Ettajdid has formed what it calls a “modernist, progressive” front with a dozen other parties to counter the Islamists. “We believe Ennahda has a right to exist, but Tunisia must keep the separation between religion and politics,” said Jounaïdi Abdeljaoued, who sits on the party’s leadership.
“This hasn’t been a joyous revolution,” said Amel Hamrouni, a Tunisian singer, who will run as an independent in the elections. Most agree. There were no mass street parties to celebrate, because after Ben Ali’s flight came curfews and a struggle to contain the violence of his loyal militia.

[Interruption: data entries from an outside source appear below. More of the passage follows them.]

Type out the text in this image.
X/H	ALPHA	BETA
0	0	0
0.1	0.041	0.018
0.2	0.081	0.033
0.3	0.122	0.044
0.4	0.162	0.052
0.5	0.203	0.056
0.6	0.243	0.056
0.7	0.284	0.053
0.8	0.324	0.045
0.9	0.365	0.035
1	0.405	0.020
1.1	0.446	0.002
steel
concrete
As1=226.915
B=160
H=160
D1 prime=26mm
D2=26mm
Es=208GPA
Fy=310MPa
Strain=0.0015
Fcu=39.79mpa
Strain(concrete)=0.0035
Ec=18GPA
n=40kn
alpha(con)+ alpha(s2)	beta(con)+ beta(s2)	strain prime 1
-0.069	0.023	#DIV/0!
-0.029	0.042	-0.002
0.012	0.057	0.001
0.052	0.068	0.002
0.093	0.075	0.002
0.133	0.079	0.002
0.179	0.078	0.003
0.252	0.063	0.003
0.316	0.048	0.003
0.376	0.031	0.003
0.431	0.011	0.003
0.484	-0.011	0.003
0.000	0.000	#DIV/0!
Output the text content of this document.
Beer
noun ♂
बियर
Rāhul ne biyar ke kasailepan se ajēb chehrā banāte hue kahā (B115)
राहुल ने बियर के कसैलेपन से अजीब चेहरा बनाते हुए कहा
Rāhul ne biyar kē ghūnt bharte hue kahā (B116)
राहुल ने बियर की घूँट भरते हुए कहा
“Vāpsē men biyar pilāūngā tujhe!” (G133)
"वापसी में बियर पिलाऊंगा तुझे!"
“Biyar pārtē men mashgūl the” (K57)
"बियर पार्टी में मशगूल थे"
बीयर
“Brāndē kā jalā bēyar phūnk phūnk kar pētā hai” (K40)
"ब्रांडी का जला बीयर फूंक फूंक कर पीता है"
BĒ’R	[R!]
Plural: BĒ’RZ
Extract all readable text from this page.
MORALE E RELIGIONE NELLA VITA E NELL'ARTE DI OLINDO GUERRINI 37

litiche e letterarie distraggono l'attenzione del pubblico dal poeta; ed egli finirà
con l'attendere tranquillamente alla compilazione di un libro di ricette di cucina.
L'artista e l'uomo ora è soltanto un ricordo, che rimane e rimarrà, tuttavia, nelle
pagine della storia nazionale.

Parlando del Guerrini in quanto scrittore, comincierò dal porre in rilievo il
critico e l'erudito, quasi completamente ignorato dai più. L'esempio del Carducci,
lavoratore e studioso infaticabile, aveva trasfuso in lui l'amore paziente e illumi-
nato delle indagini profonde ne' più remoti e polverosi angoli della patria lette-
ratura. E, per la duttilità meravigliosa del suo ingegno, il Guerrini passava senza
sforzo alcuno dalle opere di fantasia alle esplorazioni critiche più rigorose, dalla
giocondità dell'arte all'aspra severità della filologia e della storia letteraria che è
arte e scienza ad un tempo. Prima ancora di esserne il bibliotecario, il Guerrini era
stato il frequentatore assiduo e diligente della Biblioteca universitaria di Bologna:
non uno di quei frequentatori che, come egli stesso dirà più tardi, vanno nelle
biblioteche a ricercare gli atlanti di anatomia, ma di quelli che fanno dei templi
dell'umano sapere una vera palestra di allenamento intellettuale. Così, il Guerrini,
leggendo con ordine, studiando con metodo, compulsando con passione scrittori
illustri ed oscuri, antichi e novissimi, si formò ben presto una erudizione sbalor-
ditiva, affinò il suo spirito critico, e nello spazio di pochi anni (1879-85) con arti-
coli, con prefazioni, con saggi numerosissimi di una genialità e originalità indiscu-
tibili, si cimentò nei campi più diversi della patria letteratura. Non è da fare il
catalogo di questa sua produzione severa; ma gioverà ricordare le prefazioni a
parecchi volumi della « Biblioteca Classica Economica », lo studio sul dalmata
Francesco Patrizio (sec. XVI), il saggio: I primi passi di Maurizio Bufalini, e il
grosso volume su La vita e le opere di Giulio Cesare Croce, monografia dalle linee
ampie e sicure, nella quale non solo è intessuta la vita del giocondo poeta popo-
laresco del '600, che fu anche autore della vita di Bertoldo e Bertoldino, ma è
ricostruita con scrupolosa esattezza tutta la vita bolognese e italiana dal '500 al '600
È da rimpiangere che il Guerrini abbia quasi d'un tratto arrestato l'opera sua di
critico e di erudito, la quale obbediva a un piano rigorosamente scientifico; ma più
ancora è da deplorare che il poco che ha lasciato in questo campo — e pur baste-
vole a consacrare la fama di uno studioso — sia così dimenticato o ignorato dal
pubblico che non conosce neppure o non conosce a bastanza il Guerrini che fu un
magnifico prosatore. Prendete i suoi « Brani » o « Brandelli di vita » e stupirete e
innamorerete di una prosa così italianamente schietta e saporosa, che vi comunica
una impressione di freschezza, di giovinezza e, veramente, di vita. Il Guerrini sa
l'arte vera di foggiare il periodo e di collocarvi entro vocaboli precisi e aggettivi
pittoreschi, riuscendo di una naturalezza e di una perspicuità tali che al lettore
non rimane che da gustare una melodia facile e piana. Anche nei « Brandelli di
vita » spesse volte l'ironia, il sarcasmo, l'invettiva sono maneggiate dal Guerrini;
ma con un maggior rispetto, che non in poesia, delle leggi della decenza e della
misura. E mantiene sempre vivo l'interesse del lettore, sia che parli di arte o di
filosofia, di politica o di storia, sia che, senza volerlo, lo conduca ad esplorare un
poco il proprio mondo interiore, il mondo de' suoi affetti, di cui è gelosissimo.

Recent months have seen a succession of weak and contested interim governments, political uncertainty and doubt. The post-revolution cultural renaissance is yet to really begin.
“The problem is that the old regime hasn’t disappeared,” said Mokhtar Yahyaoui, a judge and human rights activist who sits on the Council for the Safeguard of the Revolution. “Businessmen who worked with Ben Ali are still fully active, financing new parties, people from the old RCD are still active, politics and the justice system hasn’t reformed. “When you think what this country was four months agoand what it is now, we’ve made a big leap. But I hope we can make another one.”
Across the city, the blogger Bassem Bouguerra showed pictures of his black eye and bruising after he was detained by police last month for using his mobile phone to film officers beating a cameraman at a demonstration. He was held for two hours in a police van and subjected to what he called “mental and physical torture” including threats to rape him with a stick. “It’s business as usual for the police,” he said.
The growing blogosphere is not yet confident that the vestiges of state censorship have disappeared. Out of principle, the new media community has vowed to fight the state blocking pornographic sites, which they fear could open a door to other official censorship.
“Tunisia doesn’t know where it’s going,” Bouguerra said. “But it knows where it came from and it doesn’t want to go back there.”